The UNC CFAR was represented at a number of other WAD events around the triangle this year, including the Red Tie Affair at UNC and the Durham County WAD Commemoration.

In addition to the World AIDS Day Symposium, the UNC CFAR supported a variety of community events around the triangle. One such event was the annual Red Tie Affair, hosted by UNC organization GlobeMed, a group of students dedicated to fighting for global health equity.

The benefit gala united students and health professionals to engage in a compassionate dialogue about HIV/AIDS. The UNC CFAR was represented by Myron S. Cohen, MD and David Wohl, MD. Dr. Cohen, Associate Director of the CFAR, presented on HIV prevention efforts in 2016 and offered suggestions on how to continue propelling these efforts forward. Dr. David Wohl, Professor of Medicine in the UNC Division of Infectious Diseases, presented on HIV Therapy and the incredible strides that have been made in the search for a cure.

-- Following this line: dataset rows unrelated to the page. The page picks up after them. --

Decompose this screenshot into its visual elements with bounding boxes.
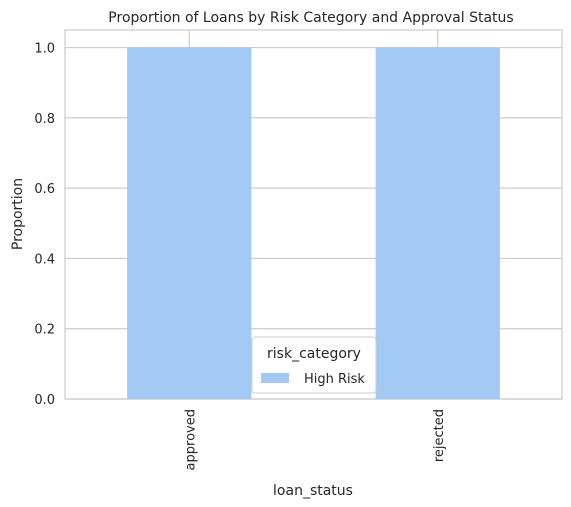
y-tick-labels: 0.0 0.2 0.4 0.6 0.8 1.0 (34, 42, 55, 408)
y-tick-label: 0.2 (34, 323, 55, 338)
bars (127, 47, 500, 399)
chart-title: Proportion of Loans by Risk Category and… (108, 10, 513, 26)
y-tick-label: 0.8 (34, 112, 55, 127)
y-tick-label: 0.6 (34, 182, 55, 197)
bar-rejected (375, 47, 500, 399)
y-axis-label: Proportion (10, 178, 26, 250)
legend: risk_category High Risk (251, 336, 377, 394)
x-tick-label: rejected (432, 409, 447, 462)
legend-swatch (261, 373, 289, 383)
legend-title: risk_category (267, 346, 361, 362)
bar-approved (127, 47, 252, 399)
y-tick-label: 0.0 (34, 393, 55, 408)
plot-frame (64, 29, 563, 400)
legend-label: High Risk (304, 372, 365, 387)
x-axis-label: loan_status (273, 483, 353, 499)
y-tick-label: 1.0 (34, 42, 55, 57)
x-tick-labels: approved rejected (183, 409, 447, 470)
y-tick-label: 0.4 (34, 252, 55, 267)
x-tick-label: approved (183, 409, 198, 470)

Proceeds for the event will support GlobeMed’s partnership with Young Love, an organization based in Botswana with a mission to implement life-saving sexual health education programs for youth in Southern Africa.

The UNC CFAR CODE office was represented by Office Director Caressa White at the Durham County World AIDS Day Commemoration. The event was held in Durham Central Park, featuring remarks from Michael Wilson and Virginia Mitchell, Chairs of the HIV/STI committee. Caressa White shared a timeline of the HIV/AIDS epidemic and attendees enjoyed artistic performances by TAKIRY Dance Group from El Centro Hispano and Voices from the Heart from Triangle Empowerment Center. Following a candle lighting ceremony in remembrance of those we have lost to the epidemic, the crowd walked to the LGBTQ Center of Durham for a group viewing of an HIV/AIDS-themed photography exhibit “I Still Remember” and reception.